Gallbladder cancer is a common malignant tumor of the biliary system, ranking as the 6th most common digestive tract tumor. The overall 5-year survival rate for patients with gallbladder cancer is only 5%.
Etiology
Cholelithiasis
Approximately 85% of gallbladder cancer patients have concomitant gallstones. The risk of gallbladder cancer in patients with gallstones is 13.7 times higher than in those without gallstones. For individuals with a single gallstone larger than 3 cm, the risk of gallbladder cancer is 10 times higher than for those with stones smaller than 1 cm. Gallstones combined with chronic inflammation represent the most common risk factor for gallbladder cancer.
Gallbladder Polyps
About 60% of gallbladder polyps are pseudopolyps, which have no malignant potential. However, certain polyps larger than 10 mm, those associated with gallstones or cholecystitis, solitary or sessile polyps, rapidly growing polyps, or adenomatous polyps carry an increased risk of malignancy.
Chronic Inflammation of the Gallbladder
Chronic inflammation of the gallbladder accompanied by inhomogeneous calcification of the gallbladder wall is considered a precancerous condition. Porcelain gallbladder, characterized by a hardened and brittle calcified gallbladder wall, is highly associated with gallbladder cancer.
Other Potential Risk Factors
Other risk factors include the presence of the gallbladder after "gallstone-preserving" surgery, congenital anomalies of the pancreaticobiliary ductal junction, adenomyomatosis of the gallbladder, biliary tract infections, obesity, diabetes, age over 65 years, female, smoking, and exposure to chemical agents.
Pathology and Clinical Staging
Gallbladder cancer may occur in the fundus, body, neck, or cystic duct of the gallbladder. It can be categorized into mass-forming and infiltrative types. Histologically, adenocarcinoma is the predominant type, accounting for 80%–90% of cases. Lymphatic metastasis is common, and liver metastasis frequently occurs. The TNM staging system is useful for guiding treatment decisions and assessing prognosis.
Clinical Manifestations
Gallbladder cancer has an insidious onset, with no specific symptoms in the early stages. In advanced stages, symptoms such as upper abdominal pain, a palpable mass in the right upper quadrant, and jaundice may develop. Abdominal pain is nonspecific, while the presence of an abdominal mass and progressive jaundice often indicates late-stage disease. Other symptoms may include abdominal distension, loss of appetite, weight loss, anemia, hepatomegaly, and even systemic failure.

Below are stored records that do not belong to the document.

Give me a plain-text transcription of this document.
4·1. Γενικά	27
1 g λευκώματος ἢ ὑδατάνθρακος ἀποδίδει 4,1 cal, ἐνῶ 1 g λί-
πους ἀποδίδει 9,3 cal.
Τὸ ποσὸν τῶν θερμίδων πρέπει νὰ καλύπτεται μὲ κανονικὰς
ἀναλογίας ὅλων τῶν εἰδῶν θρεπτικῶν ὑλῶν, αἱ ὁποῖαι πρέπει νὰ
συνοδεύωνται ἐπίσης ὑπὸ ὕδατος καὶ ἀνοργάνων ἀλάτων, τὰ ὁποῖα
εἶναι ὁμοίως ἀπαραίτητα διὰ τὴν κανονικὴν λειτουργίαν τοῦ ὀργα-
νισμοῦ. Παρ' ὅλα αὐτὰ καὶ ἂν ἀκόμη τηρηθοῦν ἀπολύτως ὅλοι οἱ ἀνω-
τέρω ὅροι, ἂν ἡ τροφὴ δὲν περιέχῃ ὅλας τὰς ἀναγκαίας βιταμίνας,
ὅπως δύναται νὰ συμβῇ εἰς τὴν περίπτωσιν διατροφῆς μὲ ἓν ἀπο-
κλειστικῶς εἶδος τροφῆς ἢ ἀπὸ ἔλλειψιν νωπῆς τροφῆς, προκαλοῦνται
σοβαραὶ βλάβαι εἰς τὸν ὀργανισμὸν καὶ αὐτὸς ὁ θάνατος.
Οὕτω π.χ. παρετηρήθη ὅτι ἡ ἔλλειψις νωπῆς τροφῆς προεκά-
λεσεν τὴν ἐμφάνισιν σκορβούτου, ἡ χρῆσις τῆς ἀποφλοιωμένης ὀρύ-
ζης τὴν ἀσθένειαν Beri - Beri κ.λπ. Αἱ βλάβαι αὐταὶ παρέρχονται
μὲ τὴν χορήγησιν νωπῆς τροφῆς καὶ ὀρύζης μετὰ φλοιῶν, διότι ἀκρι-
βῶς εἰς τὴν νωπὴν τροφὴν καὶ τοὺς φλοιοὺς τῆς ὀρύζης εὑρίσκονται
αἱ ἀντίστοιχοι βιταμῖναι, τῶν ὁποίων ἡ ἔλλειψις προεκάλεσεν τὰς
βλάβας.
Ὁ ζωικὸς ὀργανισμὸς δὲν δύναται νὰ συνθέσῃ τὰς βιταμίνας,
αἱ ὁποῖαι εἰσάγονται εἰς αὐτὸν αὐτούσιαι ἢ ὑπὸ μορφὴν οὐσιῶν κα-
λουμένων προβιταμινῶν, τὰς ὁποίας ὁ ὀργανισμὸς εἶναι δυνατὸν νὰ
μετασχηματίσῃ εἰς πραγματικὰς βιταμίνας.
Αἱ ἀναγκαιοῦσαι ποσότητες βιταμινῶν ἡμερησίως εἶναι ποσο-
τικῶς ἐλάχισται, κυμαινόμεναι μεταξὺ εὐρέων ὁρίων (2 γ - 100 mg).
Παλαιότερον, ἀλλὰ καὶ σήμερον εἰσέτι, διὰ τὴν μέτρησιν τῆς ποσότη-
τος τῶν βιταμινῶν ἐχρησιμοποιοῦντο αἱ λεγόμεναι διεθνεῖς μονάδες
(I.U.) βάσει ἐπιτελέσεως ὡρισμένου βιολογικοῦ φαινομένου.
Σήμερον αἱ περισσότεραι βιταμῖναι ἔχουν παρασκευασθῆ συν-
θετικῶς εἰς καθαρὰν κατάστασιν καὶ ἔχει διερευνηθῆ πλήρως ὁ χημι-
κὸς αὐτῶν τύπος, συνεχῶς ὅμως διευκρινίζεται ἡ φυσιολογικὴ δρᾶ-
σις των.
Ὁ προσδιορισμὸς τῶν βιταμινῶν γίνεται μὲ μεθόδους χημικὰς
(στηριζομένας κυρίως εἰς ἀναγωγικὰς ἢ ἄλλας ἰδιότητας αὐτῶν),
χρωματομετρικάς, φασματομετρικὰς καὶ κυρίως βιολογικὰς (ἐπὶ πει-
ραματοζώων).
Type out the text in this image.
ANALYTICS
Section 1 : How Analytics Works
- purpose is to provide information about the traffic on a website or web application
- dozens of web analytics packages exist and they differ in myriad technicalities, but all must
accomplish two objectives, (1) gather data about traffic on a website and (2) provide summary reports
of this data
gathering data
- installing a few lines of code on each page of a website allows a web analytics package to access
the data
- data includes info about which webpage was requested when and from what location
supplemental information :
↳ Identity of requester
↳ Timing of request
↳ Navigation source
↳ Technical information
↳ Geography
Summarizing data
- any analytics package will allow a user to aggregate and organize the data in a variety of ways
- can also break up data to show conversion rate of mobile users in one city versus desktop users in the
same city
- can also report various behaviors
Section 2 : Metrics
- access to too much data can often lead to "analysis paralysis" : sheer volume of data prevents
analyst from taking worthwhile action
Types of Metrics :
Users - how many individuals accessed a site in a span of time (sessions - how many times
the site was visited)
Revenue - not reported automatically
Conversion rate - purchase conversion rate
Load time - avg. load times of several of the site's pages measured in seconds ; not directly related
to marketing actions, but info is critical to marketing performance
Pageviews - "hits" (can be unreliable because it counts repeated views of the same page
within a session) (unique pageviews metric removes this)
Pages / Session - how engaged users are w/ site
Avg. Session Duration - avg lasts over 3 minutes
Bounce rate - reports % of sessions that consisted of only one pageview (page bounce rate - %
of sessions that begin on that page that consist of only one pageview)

Laboratory and Imaging Examinations
Laboratory Tests
Tumor markers such as CEA, CA19-9, and CA125 may be elevated, with CA19-9 being more sensitive but lacking specificity. Tumor marker analysis of bile obtained via fine-needle aspiration may provide greater diagnostic value.
Imaging Examinations
Ultrasound is the preferred initial screening method and is useful for preliminary diagnosis and follow-up. CT and/or MRI, as well as EUS, can provide further information on tumor infiltration, involvement of the liver and blood vessels, and the presence of lymph node or distant metastases. PET-CT is helpful in assessing both local and systemic metastatic lesions.
Pathology
Pathological or cytological specimens can be obtained through surgical biopsy, bile exfoliative cytology, or fine-needle aspiration biopsy.
Diagnosis
A preliminary diagnosis can be made based on positive imaging findings and significantly elevated tumor markers. However, pathological histological and/or cytological examination remains the only definitive method for diagnosing gallbladder cancer.
Treatment
Surgical resection is the preferred treatment, with radical resection being the only potential curative approach for gallbladder cancer. The surgery emphasizes achieving negative resection margins whenever possible. Non-surgical treatments for gallbladder cancer include chemotherapy, radiotherapy, molecular targeted therapy, and immunotherapy.
Prevention
Gallbladder removal should be considered in the presence of the following risk factors:
- Gallstones with a diameter greater than 3 cm;
- Cholecystitis associated with uneven calcification of the gallbladder wall, punctate calcifications, multiple small calcifications, or porcelain gallbladder;
- Gallbladder polyps with a diameter of 1 cm or larger; gallbladder polyps smaller than 1 cm if accompanied by gallstones or cholecystitis; solitary or sessile polyps with rapid growth (growth exceeding 3 mm within 6 months);
- Adenomyomatosis of the gallbladder combined with gallstones or cholecystitis;
- Anomalies of the pancreaticobiliary ductal junction combined with space-occupying lesions in the gallbladder;
- Gallstones combined with diabetes.
For individuals with the following conditions, dynamic monitoring of the gallbladder every 6–12 months is recommended:
- Gallbladder polyps;
- Age over 65 years, particularly in females;
- Obesity;
- A family history of gallstones or gallbladder cancer.